If you are guessing it is because someone failed to properly store or transmit the document.
by josefx - I’ve hated XML since 2004. The worst part about it is the tags vs attributes fights. They both do the same thing and the only difference is preference. Having two ways of doing the same thing invite and incite religious positions and cause unnecessary fighting. There should be one, opinionated way of doing things so you avoid confusion.by reenorap
- yeah it's not a good design to have tags have two sets of children: a Set of key-value children and then a List of tree object children.by rf15
- > The worst part about it is the tags vs attributes fights. They both do the same thing and the only difference is preference.
They're not the same thing. If you look at it as the extensible markup language for documents that it is, "tags" (i.e. inner content) would be visible and "attributes" would not. If your XML document was processed by an application to convert to another type of document (PDF, etc.), and it didn't recognize a particular tag, it would be sensible for attributes to disappear, but inner content ("tags") to remain.
It's only seems like a preference thing if you look at XML as a structured data format like JSON is.
by jolmg - XML is unfairly maligned. Yes, people bought into it too much 26 years ago, but then you would too if you had to maintain someone else's massive packed struct dumped into a file and documented in a poorly-maintained word document --- or worse, a brace of dumb IETF RFCs that contradict eachother.
I am glad that younger generations are looking at it with fresh eyes. XML is a useful format; it has its place in your toolbox. Ignore the haters.
by mickeyp - Younger gen here, I hate XML, and I'm probably the only one who understands it among those I work with, since at some point I was a team's expert on XMPP. I understood the whole purpose of XML deeply at some point and still wanted to remove it with bleach. Did eventually get to replace it with JSON.

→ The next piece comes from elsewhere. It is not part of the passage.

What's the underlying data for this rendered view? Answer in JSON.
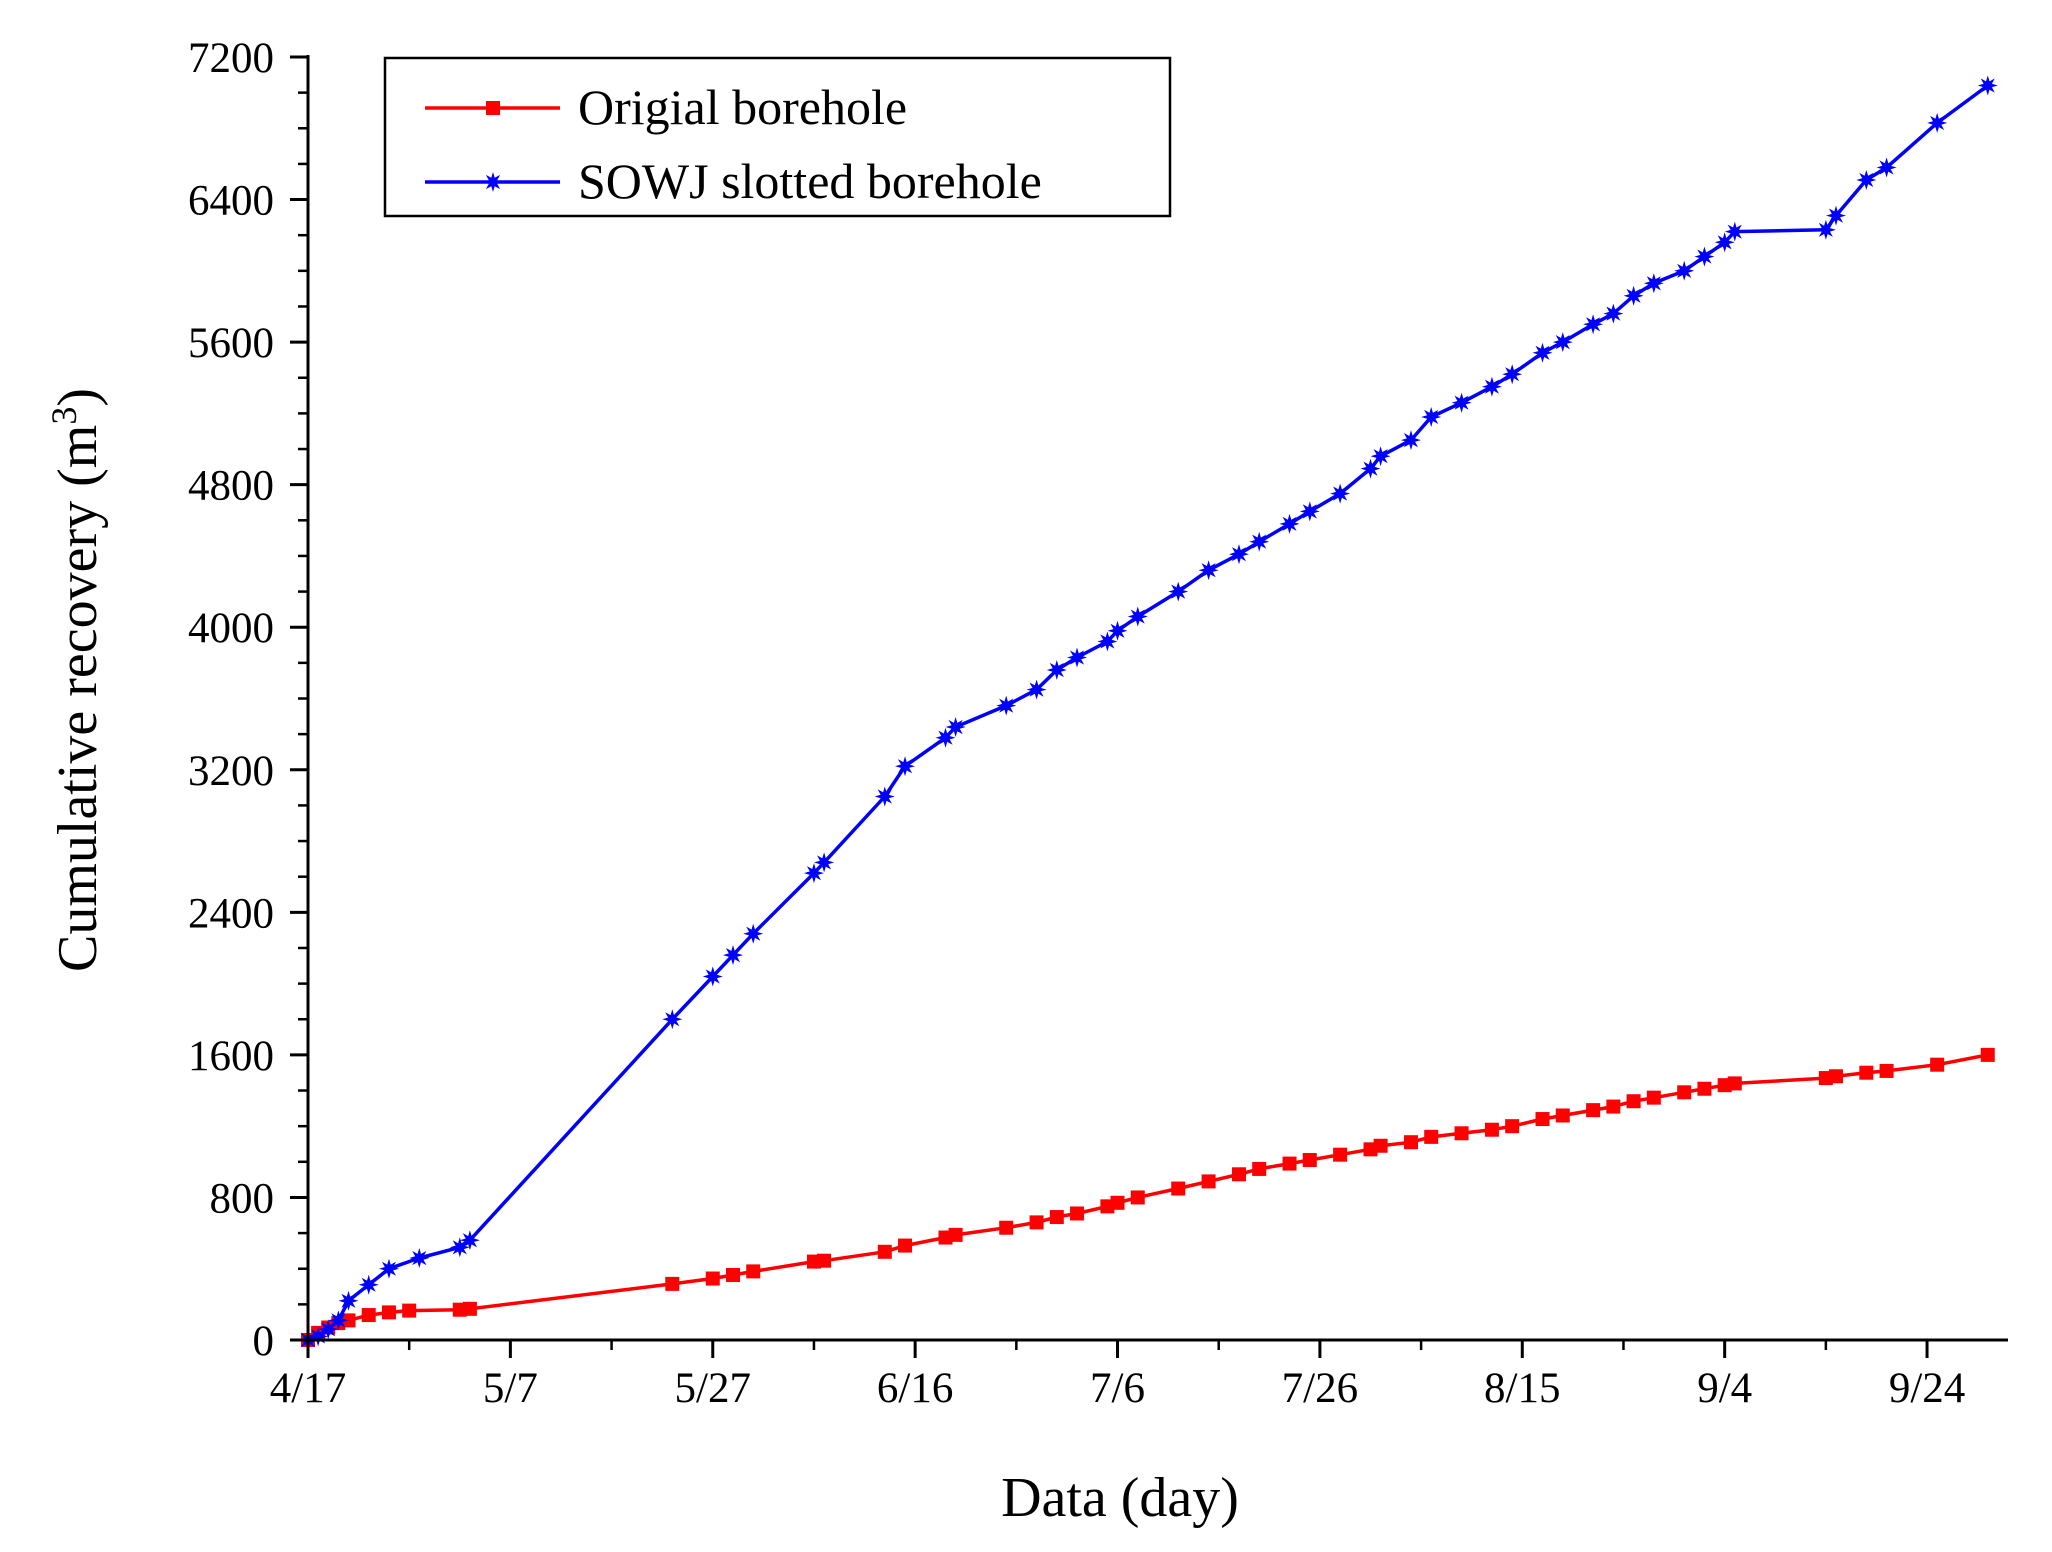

Anyone else encountering something that uses XML, they'll sort it into the realm of boomer stuff that you sic Claude on and not care about how it works, like Haskell or Angular.
by frollogaston - XML wasn’t the best alternative then either. S-expressions have been around since the 50s and are better than either XML or JSON.by hajile
- At least XML is hated for the wrong reasons (e.g. verbosity, esthetics) most of the time. There was for sure an era where it was overused (see Apache Cocoon from 2006 https://en.wikipedia.org/wiki/Apache_Cocoon). But XML is still a pretty good format to exchange (and store) data and make sure the data conforms to a certain schema. JSON Schema in comparison is not nearly as powerful.by cryptos
- 1. What, in your view, are the right reasons to hate XML?
2. To me, verbosity and aesthetics seem like perfectly valid reasons to hate XML. Once you learn S expressions, XML looks disgusting. They implemented half of Common Lisp in a markup language.
by AnimalMuppet - My reasons to hate XML:
- element vs attribute ambiguity
- model of the document does not fit nicely to programming model of structs, dicts and arrays
- too many complexities (entities, cdata, parser directives)
- cardinality unknown without schema (is that a single value, or an array that just happens to have one element)
- order of elements may or may not be significant depending on schema
- not really extensible if the original schema does not explicitly allow for extensibility
- some types of valid XML documents are not representable by a schema (e.g. any number of different elements in any order)
- verbosity
- namespace identifiers being URIs that may or may not be resolvable
What I want for general data exchange is JSON with comments and sane namespaces.